A Spectrum Evaluation Benchmark for Medical Multi-Modal Large Language Models
This work addresses the problem of inadequate evaluation for Med-MLLMs in healthcare, which is crucial for their safe clinical deployment, though it is incremental as it focuses on benchmarking rather than model development.
The authors tackled the lack of suitable benchmarks for evaluating Medical Multi-Modal Large Language Models (Med-MLLMs) by introducing Asclepius, a novel benchmark that assesses these models across 15 medical specialties and various diagnostic capacities, comparing 6 Med-MLLMs with 3 human specialists to reveal their competencies and limitations.

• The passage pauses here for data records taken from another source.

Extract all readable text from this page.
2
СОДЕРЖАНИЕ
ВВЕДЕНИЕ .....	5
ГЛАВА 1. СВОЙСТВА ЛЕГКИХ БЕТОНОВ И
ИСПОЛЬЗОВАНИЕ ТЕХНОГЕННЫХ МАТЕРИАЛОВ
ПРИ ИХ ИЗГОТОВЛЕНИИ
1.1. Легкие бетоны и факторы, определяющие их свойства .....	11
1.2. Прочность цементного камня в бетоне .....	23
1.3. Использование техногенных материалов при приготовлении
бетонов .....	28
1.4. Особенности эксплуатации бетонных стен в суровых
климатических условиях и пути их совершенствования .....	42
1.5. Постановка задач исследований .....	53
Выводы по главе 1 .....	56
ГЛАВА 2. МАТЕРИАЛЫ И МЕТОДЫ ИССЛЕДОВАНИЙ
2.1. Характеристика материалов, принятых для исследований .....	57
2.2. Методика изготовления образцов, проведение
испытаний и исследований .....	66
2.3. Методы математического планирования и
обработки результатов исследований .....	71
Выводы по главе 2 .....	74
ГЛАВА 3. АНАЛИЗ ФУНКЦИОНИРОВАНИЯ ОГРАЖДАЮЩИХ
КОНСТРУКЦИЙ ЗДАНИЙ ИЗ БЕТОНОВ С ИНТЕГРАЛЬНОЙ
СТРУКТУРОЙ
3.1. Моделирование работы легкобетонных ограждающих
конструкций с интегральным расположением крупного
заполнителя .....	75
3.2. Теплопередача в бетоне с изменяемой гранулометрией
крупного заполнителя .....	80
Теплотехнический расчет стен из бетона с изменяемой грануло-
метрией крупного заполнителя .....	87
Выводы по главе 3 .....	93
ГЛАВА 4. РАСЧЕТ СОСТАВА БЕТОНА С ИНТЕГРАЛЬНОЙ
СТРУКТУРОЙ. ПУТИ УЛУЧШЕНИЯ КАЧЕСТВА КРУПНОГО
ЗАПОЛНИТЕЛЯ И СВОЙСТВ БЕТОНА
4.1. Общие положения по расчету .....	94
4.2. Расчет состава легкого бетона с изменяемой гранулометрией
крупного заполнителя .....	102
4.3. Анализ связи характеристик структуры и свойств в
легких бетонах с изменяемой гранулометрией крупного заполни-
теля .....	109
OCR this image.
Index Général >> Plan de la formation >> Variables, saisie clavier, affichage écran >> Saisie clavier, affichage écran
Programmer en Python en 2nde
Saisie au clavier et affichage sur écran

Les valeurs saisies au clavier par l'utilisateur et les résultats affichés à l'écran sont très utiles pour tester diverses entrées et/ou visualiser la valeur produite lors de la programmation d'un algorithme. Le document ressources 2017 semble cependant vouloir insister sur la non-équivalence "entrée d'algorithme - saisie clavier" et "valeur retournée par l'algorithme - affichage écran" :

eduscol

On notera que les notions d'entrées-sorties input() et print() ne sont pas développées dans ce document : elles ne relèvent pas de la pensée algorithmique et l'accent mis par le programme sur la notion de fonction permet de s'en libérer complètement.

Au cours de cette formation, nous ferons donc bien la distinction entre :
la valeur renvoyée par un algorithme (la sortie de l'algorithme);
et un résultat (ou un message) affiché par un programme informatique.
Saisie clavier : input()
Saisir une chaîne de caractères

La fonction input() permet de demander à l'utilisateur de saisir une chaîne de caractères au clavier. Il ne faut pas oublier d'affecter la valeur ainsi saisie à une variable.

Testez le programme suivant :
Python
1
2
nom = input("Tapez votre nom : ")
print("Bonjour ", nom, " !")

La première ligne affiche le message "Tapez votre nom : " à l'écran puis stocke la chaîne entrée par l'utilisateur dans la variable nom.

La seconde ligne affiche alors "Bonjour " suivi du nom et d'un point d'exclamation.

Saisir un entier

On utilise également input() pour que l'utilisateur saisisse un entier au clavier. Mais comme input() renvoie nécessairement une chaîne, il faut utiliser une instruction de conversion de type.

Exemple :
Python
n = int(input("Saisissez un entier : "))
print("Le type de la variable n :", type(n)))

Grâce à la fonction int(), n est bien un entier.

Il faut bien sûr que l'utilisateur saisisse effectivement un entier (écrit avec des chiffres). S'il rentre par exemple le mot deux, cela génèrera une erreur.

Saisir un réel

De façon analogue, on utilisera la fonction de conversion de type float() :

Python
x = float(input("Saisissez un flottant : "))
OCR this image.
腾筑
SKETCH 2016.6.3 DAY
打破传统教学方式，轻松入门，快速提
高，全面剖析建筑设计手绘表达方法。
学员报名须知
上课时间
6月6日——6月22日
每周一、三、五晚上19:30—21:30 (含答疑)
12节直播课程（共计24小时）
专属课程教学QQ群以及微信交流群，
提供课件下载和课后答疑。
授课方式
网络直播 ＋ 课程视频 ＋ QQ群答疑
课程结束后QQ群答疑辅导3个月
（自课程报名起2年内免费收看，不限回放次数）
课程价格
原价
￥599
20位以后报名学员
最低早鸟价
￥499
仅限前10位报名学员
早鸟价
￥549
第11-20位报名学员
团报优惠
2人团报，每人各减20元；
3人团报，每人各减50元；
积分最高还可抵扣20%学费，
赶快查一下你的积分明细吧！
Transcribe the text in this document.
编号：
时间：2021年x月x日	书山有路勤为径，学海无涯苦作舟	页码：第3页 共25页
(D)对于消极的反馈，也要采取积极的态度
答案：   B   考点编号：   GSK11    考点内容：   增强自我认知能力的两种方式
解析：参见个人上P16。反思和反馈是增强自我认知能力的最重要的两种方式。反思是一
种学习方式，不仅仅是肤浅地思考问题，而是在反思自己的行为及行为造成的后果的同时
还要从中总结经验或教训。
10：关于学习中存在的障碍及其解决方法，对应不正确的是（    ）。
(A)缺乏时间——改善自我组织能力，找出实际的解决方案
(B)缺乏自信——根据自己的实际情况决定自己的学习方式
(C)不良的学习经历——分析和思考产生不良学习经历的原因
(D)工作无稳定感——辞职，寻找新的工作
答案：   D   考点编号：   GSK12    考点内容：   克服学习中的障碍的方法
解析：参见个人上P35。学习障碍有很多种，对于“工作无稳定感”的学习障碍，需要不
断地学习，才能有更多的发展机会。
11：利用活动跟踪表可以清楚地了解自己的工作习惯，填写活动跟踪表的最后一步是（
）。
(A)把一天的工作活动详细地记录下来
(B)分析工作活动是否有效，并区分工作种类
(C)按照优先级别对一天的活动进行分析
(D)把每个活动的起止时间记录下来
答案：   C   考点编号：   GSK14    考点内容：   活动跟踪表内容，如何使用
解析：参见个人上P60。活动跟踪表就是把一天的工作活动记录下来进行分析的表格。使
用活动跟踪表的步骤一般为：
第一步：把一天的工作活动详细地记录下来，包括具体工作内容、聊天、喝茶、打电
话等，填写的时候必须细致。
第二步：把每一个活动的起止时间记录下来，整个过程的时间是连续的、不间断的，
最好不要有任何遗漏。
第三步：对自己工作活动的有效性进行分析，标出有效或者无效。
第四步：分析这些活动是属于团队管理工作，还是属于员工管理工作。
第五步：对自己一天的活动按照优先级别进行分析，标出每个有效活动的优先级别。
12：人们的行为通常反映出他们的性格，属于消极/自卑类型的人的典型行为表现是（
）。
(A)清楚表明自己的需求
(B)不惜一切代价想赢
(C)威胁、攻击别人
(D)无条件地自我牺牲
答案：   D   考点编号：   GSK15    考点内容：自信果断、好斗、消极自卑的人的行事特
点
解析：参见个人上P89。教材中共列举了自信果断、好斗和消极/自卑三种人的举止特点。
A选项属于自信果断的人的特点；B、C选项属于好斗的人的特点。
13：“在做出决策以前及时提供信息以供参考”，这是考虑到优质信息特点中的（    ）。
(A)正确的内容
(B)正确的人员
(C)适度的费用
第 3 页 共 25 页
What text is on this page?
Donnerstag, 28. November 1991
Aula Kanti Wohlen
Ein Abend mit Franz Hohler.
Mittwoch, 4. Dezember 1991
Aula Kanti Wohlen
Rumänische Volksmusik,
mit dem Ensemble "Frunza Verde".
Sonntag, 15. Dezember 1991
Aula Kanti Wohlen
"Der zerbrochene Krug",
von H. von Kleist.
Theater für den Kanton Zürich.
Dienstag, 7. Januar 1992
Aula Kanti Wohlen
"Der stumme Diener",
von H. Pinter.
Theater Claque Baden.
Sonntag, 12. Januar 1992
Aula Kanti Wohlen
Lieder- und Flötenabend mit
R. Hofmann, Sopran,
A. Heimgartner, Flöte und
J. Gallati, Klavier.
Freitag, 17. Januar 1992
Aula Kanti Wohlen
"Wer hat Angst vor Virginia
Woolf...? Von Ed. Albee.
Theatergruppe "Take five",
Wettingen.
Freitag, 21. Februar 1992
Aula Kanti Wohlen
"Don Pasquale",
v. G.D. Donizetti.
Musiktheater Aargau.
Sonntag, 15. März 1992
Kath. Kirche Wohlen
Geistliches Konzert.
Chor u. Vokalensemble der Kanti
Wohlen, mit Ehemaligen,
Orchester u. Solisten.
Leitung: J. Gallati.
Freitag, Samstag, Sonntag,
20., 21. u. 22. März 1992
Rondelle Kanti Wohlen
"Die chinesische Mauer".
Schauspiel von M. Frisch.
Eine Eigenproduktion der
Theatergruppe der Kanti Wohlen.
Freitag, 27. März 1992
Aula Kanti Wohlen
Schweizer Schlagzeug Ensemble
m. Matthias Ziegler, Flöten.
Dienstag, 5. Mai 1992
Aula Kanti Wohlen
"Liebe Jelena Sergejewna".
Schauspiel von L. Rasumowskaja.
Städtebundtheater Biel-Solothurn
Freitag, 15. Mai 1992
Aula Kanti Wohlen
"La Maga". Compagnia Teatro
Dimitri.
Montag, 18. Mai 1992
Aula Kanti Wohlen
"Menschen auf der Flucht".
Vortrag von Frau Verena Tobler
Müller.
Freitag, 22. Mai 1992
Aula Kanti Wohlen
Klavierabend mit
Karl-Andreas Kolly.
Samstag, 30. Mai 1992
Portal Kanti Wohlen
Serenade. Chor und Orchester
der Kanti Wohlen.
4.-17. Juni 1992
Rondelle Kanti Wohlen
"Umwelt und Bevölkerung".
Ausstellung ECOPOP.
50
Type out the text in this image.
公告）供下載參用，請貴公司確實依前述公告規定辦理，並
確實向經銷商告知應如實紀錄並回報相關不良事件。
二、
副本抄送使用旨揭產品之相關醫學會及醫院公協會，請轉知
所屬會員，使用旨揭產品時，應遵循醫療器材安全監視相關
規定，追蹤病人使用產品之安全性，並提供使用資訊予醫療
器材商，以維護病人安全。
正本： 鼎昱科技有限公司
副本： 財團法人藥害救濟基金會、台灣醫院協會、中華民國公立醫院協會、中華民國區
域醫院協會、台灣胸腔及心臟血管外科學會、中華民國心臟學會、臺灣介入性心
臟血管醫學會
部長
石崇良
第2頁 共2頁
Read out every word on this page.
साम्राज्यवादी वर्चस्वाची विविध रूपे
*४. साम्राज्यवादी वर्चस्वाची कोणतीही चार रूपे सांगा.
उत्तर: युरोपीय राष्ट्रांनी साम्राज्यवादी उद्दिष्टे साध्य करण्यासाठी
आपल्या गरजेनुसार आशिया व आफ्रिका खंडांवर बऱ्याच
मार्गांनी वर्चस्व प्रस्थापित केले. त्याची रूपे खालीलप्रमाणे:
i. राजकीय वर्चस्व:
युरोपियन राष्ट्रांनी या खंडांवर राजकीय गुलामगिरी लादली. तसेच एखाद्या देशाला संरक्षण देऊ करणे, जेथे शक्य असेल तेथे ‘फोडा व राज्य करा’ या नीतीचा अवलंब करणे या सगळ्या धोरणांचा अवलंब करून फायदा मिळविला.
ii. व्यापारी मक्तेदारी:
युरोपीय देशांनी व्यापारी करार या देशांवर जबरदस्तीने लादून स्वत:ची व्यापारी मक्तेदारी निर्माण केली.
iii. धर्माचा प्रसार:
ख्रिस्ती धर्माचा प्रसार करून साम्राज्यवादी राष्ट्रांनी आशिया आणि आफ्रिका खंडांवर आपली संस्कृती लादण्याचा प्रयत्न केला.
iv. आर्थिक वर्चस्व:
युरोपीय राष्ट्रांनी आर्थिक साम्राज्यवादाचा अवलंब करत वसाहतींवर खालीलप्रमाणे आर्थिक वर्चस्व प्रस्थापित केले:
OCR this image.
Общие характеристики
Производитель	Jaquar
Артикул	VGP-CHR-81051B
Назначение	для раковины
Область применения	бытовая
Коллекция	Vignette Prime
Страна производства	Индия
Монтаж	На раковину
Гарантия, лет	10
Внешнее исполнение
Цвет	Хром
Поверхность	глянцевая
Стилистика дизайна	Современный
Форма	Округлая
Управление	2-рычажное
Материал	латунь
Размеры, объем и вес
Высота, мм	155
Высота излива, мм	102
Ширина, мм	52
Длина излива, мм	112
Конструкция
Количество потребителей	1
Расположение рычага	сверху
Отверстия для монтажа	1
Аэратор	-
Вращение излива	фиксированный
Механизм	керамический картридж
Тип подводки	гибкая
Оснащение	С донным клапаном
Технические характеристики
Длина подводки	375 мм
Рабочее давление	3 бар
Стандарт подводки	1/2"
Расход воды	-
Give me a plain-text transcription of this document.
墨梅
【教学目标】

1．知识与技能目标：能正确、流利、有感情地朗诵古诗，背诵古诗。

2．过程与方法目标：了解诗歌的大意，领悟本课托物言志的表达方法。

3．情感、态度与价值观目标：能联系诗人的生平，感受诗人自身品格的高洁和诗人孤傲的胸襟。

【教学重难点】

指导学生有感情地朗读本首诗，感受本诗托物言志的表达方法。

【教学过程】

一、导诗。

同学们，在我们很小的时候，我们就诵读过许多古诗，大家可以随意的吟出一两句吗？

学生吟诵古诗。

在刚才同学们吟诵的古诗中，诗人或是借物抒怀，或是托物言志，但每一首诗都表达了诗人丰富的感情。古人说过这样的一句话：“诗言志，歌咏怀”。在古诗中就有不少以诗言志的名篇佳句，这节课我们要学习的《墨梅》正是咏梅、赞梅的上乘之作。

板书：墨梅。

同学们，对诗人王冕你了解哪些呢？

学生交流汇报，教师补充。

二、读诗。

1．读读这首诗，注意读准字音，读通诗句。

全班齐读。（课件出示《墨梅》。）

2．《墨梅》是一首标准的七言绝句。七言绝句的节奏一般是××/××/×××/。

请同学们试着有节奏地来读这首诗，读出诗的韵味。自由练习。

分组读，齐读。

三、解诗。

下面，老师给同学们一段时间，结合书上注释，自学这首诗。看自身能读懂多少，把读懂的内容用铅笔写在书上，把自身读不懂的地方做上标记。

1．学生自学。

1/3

The significant breakthroughs of Medical Multi-Modal Large Language Models (Med-MLLMs) renovate modern healthcare with robust information synthesis and medical decision support. However, these models are often evaluated on benchmarks that are unsuitable for the Med-MLLMs due to the complexity of real-world diagnostics across diverse specialties. To address this gap, we introduce Asclepius, a novel Med-MLLM benchmark that comprehensively assesses Med-MLLMs in terms of: distinct medical specialties (cardiovascular, gastroenterology, etc.) and different diagnostic capacities (perception, disease analysis, etc.). Grounded in 3 proposed core principles, Asclepius ensures a comprehensive evaluation by encompassing 15 medical specialties, stratifying into 3 main categories and 8 sub-categories of clinical tasks, and exempting overlap with existing VQA dataset. We further provide an in-depth analysis of 6 Med-MLLMs and compare them with 3 human specialists, providing insights into their competencies and limitations in various medical contexts. Our work not only advances the understanding of Med-MLLMs' capabilities but also sets a precedent for future evaluations and the safe deployment of these models in clinical environments.